The Britons held some dim faith in an overruling Power and in a life beyond the grave. They offered human sacrifices to that Power, and when they buried one of their warriors, they buried his spear with him so that he might fight as good a battle in the next world as he had fought in this one.

Furthermore, the Britons had a class of priests called Druids, who seem to have worshiped the heavenly bodies. These priests also acted as prophets, judges, and teachers. Caesar tells us that the Druids instructed the youth about the stars and their motions, about the magnitude of the earth, the nature of things, and "the might and power of the immortal gods."

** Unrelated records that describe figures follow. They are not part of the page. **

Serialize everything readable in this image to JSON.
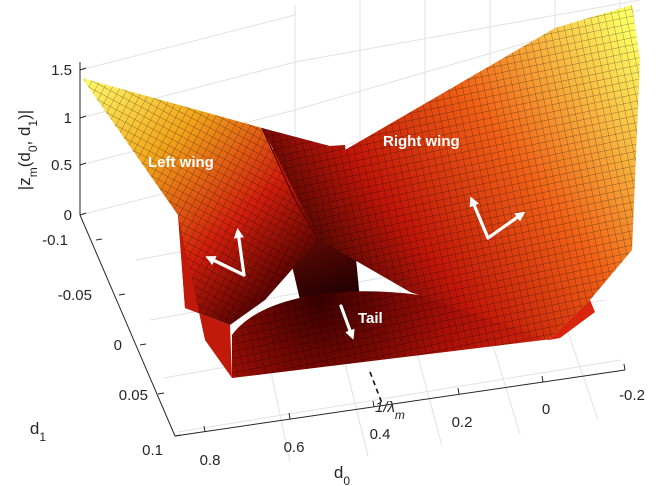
{
  "chart_data": {
    "type": "surface",
    "zlabel": "|z_m(d_0, d_1)|",
    "xlabel": "d_0",
    "ylabel": "d_1",
    "xlim": [
      -0.2,
      0.85
    ],
    "ylim": [
      -0.1,
      0.1
    ],
    "zlim": [
      0,
      1.5
    ],
    "x_ticks": [
      "0.8",
      "0.6",
      "0.4",
      "0.2",
      "0",
      "-0.2"
    ],
    "y_ticks": [
      "-0.1",
      "-0.05",
      "0",
      "0.05",
      "0.1"
    ],
    "z_ticks": [
      "0",
      "0.5",
      "1",
      "1.5"
    ],
    "grid": true,
    "colormap": "hot",
    "surface_samples": [
      {
        "d0": 0.85,
        "d1": -0.1,
        "z": 1.42
      },
      {
        "d0": 0.85,
        "d1": 0.1,
        "z": 0.0
      },
      {
        "d0": 0.42,
        "d1": -0.1,
        "z": 0.72
      },
      {
        "d0": 0.42,
        "d1": 0.0,
        "z": 0.0
      },
      {
        "d0": 0.2,
        "d1": 0.1,
        "z": 0.0
      },
      {
        "d0": -0.2,
        "d1": -0.1,
        "z": 1.6
      },
      {
        "d0": -0.2,
        "d1": 0.1,
        "z": 0.55
      }
    ],
    "annotations": [
      {
        "text": "Left wing"
      },
      {
        "text": "Right wing"
      },
      {
        "text": "Tail"
      },
      {
        "text": "1/λ_m"
      }
    ]
  }
}
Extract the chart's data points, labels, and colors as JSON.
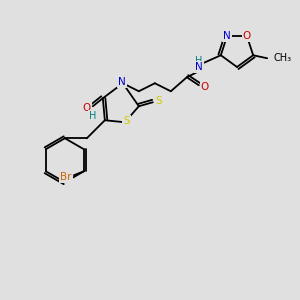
{
  "background_color": "#e0e0e0",
  "atom_colors": {
    "N": "#0000cc",
    "O": "#cc0000",
    "S": "#cccc00",
    "Br": "#cc6600",
    "H": "#008080",
    "C": "#000000",
    "bond": "#000000"
  },
  "font_size": 7.5,
  "line_width": 1.3
}
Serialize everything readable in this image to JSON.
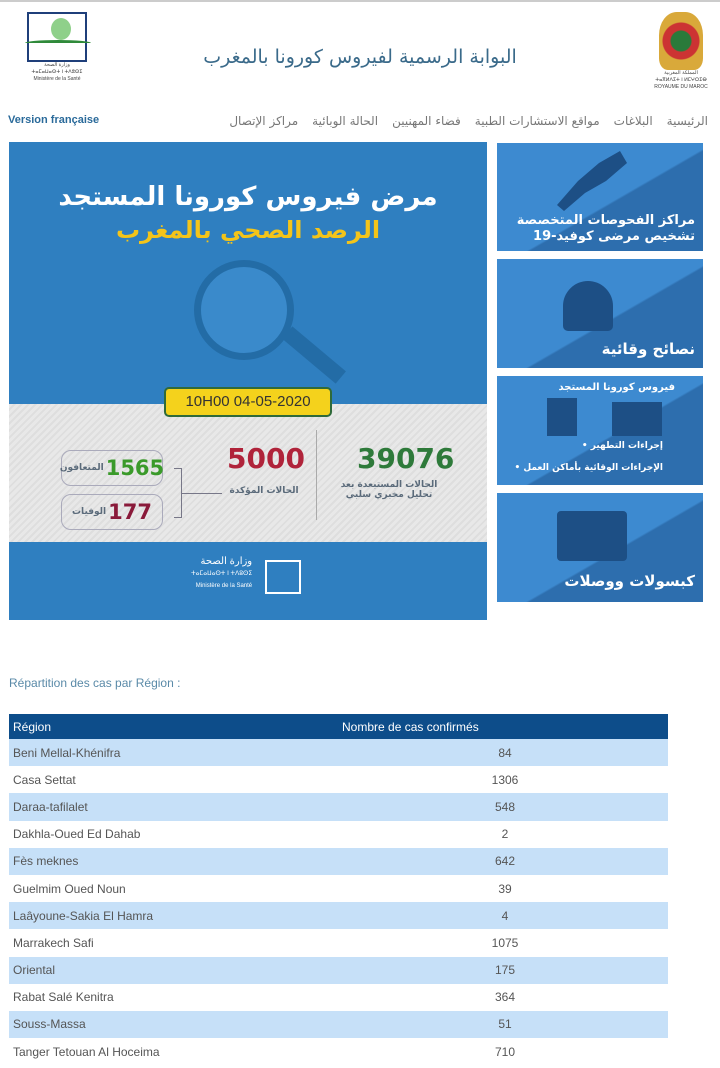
{
  "header": {
    "ministry_logo_text": [
      "وزارة الصحة",
      "ⵜⴰⵎⴰⵡⴰⵙⵜ ⵏ ⵜⴷⵓⵙⵉ",
      "Ministère de la Santé"
    ],
    "title": "البوابة الرسمية لفيروس كورونا بالمغرب",
    "crest_text": [
      "المملكة المغربية",
      "ⵜⴰⴳⵍⴷⵉⵜ ⵏ ⵍⵎⵖⵔⵉⴱ",
      "ROYAUME DU MAROC"
    ]
  },
  "nav": {
    "version": "Version française",
    "items": [
      "الرئيسية",
      "البلاغات",
      "مواقع الاستشارات الطبية",
      "فضاء المهنيين",
      "الحالة الوبائية",
      "مراكز الإتصال"
    ]
  },
  "banner": {
    "title1": "مرض فيروس كورونا المستجد",
    "title2": "الرصد الصحي بالمغرب",
    "date": "10H00  04-05-2020",
    "excluded": "39076",
    "excluded_label": "الحالات المستبعدة بعد تحليل مخبري سلبي",
    "confirmed": "5000",
    "confirmed_label": "الحالات المؤكدة",
    "recovered": "1565",
    "recovered_label": "المتعافون",
    "deaths": "177",
    "deaths_label": "الوفيات",
    "footer_logo": [
      "وزارة الصحة",
      "ⵜⴰⵎⴰⵡⴰⵙⵜ ⵏ ⵜⴷⵓⵙⵉ",
      "Ministère de la Santé"
    ]
  },
  "tiles": [
    {
      "label": "مراكز الفحوصات المتخصصة تشخيص مرضى كوفيد-19",
      "icon": "morocco-map-icon"
    },
    {
      "label": "نصائح وقائية",
      "icon": "person-idea-icon"
    },
    {
      "title": "فيروس كورونا المستجد",
      "bullets": [
        "• إجراءات التطهير",
        "• الإجراءات الوقائية بأماكن العمل"
      ],
      "icon": "disinfection-icon"
    },
    {
      "label": "كبسولات ووصلات",
      "icon": "video-play-icon"
    }
  ],
  "table": {
    "caption": "Répartition des cas par Région :",
    "headers": [
      "Région",
      "Nombre de cas confirmés"
    ],
    "rows": [
      [
        "Beni Mellal-Khénifra",
        "84"
      ],
      [
        "Casa Settat",
        "1306"
      ],
      [
        "Daraa-tafilalet",
        "548"
      ],
      [
        "Dakhla-Oued Ed Dahab",
        "2"
      ],
      [
        "Fès meknes",
        "642"
      ],
      [
        "Guelmim Oued Noun",
        "39"
      ],
      [
        "Laâyoune-Sakia El Hamra",
        "4"
      ],
      [
        "Marrakech Safi",
        "1075"
      ],
      [
        "Oriental",
        "175"
      ],
      [
        "Rabat Salé Kenitra",
        "364"
      ],
      [
        "Souss-Massa",
        "51"
      ],
      [
        "Tanger Tetouan Al Hoceima",
        "710"
      ]
    ]
  },
  "colors": {
    "brand_blue": "#2f7fc0",
    "header_blue": "#0d4d8a",
    "row_blue": "#c6e0f8",
    "green": "#2e7a3a",
    "red": "#b0233a",
    "yellow": "#f4d21c"
  }
}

More than this, the Druids probably erected the massive stone columns of that strange stucture, open to the sky, whose ruins may still be seen on the lonely expanse of Salisbury Plain. There, on one of the fallen blocks, Carlyle and Emerson sat, when they made their pilgrimage to Stonehenge[1] many years ago, and discussed the life after death, with other questions of Druid philosophy.

[1] Stonehenge: This remarkable structure is believed to be the remains of a pre-historic monument to the dead, which was, perhaps, used also as a place of worship. It stands on Salisbury Plain about nine miles northeast of the city of Salisbury. (See map facing p. 38.) It consists of a broken circle of huge upright stones, some of which are still connected at the top by blocks of flat stones. Within this circle, which is about one hundred feet in circumference, is a circle of smaller stones. The structure has no roof. The recent discover of stains of bronze or copper on one of the great stones, seven feet below the surface, strengthens the theory that Stonehenge was constructed by the race who used bronze implements and who were later known as Britons (S2). Consult Professor C. Oman's "England before the Norman Conquest"; see also R. W. Emerson's "English Traits," and O. W. Holmes's fine poem on the "Broken Circle," suggested by a visit to Stonehenge.

4. What we owe to Prehistoric Man.

We have seen that the Romans called the Britons "barbarians" (S2). But we should bear in mind that all the progress which civilization has since made is built on the foundations which those primitive races slowly and painfully laid during unnumbered centuries of toil and strife.

To them we owe man's wonderful discovery of the power to produce fire. To them we are indebted for the invention of the first tools, the first weapons, and the first attempts at architecture and pictorial art. They too tamed the dog, the horse, and our other domestic animals. They also discovered how to till the soil and how to mine and manufacture metals. In fact those "barbarians" who lived in "the childhood of the world," and who never wrote a line of history, did some things equal to any which history records, for out of wild plants and trees they developed the grains and fruits which now form an indispensable part of "our daily bread."

Finally, through their incessant struggles with nature, and incessant wars among themselves, those rude tribes learned to establish forms of self-government for towns or larger districts. Many of their salutary customs—their unwritten laws—still make themselves felt in the world.[1] They help bind the English nation together. They do even more than that, for their influence can be traced in the history of newer nations, which, like the American republic, have descended from the great mother-countries of Europe.

[1] For example, parts of the "Common Law" can be traced back, through English "dooms" (decisions or laws), to prehistoric times. See E. A. Freeman in the Encyclopaedia Britannica (10th edition, VIII, 276). The New England "Town Meeting" can be likewise traced back to the German ancestors of the Anglo-Saxons.